Although he fell in love with art early in high school, Brent Yingling strayed away from it as a Pitt underclassman to pursue a more practical career in law.

It wasn’t until he started doing research with Delanie Jenkins, the head of the studio arts department, that he rediscovered his passion. Yingling helped Jenkins prep materials by cutting and moving thousands of pieces of tape for a collection of her work at the time that was centered around tape — and he was re-hooked.

“Within one month of working with Jenkins, I was back in the art department already,” Yingling said.
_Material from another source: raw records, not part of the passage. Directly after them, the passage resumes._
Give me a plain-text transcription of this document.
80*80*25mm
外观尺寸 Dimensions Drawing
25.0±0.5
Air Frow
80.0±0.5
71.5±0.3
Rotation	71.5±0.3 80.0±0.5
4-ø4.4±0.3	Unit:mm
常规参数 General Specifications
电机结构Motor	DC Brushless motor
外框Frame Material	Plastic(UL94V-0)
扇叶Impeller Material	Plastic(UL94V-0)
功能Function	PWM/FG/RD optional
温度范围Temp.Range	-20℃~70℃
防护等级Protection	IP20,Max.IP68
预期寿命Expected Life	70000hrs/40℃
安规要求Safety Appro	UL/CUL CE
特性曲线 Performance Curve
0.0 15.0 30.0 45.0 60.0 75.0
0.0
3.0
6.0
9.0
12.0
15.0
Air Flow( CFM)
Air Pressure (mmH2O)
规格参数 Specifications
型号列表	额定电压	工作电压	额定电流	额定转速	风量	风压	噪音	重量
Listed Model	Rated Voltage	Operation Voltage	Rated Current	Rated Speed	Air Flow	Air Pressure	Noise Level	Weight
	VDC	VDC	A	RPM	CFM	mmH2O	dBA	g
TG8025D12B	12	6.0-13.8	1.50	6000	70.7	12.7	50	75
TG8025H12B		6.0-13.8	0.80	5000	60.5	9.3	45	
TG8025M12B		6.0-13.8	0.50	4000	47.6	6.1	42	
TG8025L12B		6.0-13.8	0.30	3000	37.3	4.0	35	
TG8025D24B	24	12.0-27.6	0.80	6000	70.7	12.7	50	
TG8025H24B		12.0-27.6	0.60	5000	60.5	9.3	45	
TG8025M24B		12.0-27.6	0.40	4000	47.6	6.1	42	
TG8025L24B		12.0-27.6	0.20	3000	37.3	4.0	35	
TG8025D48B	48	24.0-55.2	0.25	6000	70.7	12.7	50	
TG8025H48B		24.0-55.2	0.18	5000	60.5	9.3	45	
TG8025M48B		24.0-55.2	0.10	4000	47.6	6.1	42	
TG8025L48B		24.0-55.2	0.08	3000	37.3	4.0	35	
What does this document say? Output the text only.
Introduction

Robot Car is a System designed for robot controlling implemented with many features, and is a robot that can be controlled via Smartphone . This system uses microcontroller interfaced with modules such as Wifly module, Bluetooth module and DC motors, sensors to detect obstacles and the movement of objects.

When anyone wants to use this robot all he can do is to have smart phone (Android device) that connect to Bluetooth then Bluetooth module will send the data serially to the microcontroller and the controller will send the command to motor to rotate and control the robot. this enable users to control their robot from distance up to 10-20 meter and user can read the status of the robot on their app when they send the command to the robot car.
Since returning to his roots as an artist, Yingling, a senior studio arts major, has worked with and formed creative connections with numerous other professors in the studio arts department. He’s built a portfolio based on personal experience, cultural and political statements and installation art that pushes the boundaries of comfort.

In the senior art show last year, five faculty members selected Yingling as a junior to showcase six different pieces of his work in the show. For these works, he won three scholarships.

Several of Yingling’s installations have been on display in The Vault viewing space in the Frick Fine Arts Building, and he completed Pitt’s prestigious two-and-a-half-week artist residency, The Wyoming Field Study, in the Spring Creek Reserve this past summer. Today, he has a piece in Hillman Library’s AJ Schneider Reading Room: a tapestry called “45 seconds” that illustrates pig slaughters every 45 seconds worldwide.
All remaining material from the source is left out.